In Los Angeles, voters recently approved the Healthy Streets Los Angeles Ballot Measure, which aims to improve pedestrian infrastructure, bike lanes, and public transit. However, the measure has faced opposition from the firefighters' union, who argue that it will make it harder for their trucks to navigate through traffic and prolong emergency response times. This conflict between fire officials and street safety advocates is not unique to LA, as fire departments across the country have opposed safer street design for decades.

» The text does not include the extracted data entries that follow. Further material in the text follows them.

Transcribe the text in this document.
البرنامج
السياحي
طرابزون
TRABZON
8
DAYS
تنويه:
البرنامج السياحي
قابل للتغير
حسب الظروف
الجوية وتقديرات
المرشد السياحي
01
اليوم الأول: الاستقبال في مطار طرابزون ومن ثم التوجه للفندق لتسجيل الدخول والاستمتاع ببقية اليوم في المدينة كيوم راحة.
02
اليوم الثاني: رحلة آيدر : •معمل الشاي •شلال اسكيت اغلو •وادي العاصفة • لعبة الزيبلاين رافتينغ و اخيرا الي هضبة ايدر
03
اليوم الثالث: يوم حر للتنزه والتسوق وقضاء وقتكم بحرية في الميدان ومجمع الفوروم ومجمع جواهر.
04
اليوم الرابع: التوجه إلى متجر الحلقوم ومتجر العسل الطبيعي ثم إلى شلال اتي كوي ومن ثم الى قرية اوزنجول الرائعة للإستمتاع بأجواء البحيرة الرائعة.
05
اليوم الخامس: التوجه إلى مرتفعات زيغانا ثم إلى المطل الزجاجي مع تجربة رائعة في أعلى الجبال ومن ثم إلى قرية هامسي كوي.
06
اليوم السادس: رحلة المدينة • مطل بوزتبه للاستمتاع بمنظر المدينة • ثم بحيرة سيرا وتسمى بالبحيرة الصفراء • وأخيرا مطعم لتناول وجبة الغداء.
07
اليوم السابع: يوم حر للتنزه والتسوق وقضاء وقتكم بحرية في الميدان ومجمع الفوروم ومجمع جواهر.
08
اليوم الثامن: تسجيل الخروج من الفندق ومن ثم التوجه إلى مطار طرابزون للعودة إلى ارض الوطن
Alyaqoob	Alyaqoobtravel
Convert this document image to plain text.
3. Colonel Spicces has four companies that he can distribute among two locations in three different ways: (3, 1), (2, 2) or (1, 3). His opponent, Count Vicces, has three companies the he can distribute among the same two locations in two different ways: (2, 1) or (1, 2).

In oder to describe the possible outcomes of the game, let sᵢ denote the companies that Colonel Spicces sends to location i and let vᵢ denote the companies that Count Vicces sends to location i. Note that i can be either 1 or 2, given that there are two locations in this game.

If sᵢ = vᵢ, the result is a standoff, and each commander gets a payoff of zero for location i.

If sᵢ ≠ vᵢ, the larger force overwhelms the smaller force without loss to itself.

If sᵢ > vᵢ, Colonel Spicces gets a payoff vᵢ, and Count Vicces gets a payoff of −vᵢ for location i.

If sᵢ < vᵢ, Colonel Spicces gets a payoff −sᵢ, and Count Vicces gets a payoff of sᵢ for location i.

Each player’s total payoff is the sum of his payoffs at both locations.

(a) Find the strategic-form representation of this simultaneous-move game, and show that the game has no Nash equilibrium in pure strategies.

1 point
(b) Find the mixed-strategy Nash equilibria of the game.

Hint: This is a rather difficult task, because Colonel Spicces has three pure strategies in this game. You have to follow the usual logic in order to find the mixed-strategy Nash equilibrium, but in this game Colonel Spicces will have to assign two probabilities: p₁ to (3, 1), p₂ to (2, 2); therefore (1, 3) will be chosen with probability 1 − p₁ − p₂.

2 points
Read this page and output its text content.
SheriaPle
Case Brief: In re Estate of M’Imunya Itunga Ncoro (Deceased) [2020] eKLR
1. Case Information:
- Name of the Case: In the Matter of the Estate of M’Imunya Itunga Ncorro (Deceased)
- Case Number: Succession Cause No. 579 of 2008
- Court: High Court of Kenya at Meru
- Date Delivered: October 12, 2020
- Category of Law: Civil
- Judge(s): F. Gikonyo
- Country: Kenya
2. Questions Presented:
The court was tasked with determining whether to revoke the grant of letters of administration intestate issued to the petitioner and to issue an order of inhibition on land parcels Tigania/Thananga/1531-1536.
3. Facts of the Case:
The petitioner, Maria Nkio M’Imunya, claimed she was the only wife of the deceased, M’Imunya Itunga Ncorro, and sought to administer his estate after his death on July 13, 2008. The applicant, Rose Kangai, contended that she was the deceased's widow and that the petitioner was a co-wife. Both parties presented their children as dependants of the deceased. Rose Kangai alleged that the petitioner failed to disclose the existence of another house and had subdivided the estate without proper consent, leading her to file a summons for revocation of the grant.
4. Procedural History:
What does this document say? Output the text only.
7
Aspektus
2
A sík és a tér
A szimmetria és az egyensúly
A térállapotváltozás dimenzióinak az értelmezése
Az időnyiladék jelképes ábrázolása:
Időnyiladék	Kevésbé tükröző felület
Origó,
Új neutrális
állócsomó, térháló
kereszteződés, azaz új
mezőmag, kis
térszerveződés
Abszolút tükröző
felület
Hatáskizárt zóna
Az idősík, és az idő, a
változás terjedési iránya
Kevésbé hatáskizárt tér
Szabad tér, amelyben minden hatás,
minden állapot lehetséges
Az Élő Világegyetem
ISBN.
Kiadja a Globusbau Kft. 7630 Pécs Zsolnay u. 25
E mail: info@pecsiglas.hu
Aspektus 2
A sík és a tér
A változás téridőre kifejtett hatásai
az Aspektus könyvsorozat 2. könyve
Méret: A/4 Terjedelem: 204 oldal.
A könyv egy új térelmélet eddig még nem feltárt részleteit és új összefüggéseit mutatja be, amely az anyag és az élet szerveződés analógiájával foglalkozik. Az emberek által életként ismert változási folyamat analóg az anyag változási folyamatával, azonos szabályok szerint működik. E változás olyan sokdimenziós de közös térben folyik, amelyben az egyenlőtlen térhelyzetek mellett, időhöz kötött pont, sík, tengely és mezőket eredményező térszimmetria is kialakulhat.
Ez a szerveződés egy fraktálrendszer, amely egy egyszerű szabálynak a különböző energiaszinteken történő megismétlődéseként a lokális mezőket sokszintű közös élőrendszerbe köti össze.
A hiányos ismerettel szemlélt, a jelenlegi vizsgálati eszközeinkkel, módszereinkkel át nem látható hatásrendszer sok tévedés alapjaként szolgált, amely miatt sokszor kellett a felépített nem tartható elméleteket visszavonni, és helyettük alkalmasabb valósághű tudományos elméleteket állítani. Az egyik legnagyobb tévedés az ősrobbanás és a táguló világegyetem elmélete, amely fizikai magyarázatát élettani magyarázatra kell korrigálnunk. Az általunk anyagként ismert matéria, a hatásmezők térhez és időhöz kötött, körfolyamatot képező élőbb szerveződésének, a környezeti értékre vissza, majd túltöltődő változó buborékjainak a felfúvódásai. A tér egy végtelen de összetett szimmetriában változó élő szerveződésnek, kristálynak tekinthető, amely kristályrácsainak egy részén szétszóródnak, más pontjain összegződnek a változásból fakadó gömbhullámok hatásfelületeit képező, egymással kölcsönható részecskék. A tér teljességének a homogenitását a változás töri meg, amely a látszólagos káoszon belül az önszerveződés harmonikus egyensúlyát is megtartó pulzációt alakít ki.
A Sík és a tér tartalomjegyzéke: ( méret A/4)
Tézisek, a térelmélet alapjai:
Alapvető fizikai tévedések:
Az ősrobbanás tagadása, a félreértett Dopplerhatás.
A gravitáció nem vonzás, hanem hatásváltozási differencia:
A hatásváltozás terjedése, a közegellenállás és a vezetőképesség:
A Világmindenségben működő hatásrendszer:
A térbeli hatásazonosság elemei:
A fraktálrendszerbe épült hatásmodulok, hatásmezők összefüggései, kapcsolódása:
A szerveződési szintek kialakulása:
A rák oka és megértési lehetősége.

As of April 2024, 21 pedestrians have been killed in Connecticut, two more than the same period in 2022 and 2023. Safety advocates stress that prioritizing pedestrian safety through measures such as road redesign and vehicle safety regulations is crucial to ensure safe community navigation for all individuals. "Every individual, regardless of age, ability or socioeconomic status, should be able to navigate their communities safely," said one advocate. "It is time to reframe our priorities and put pedestrian safety at the forefront of urban planning and policymaking."

Key Takeaways

  • Pedestrian fatalities in the US reached a 41-year high in 2022, with 7,500 deaths.
  • Arterial roads designed for speed account for 67% of urban pedestrian deaths.
  • Cities like Edinburgh and LA are taking action to prioritize pedestrian safety in planning.
  • Fire departments have opposed safer street designs, citing concerns about emergency response.
  • Advocates call for reframing priorities to put pedestrian safety at the forefront of policymaking.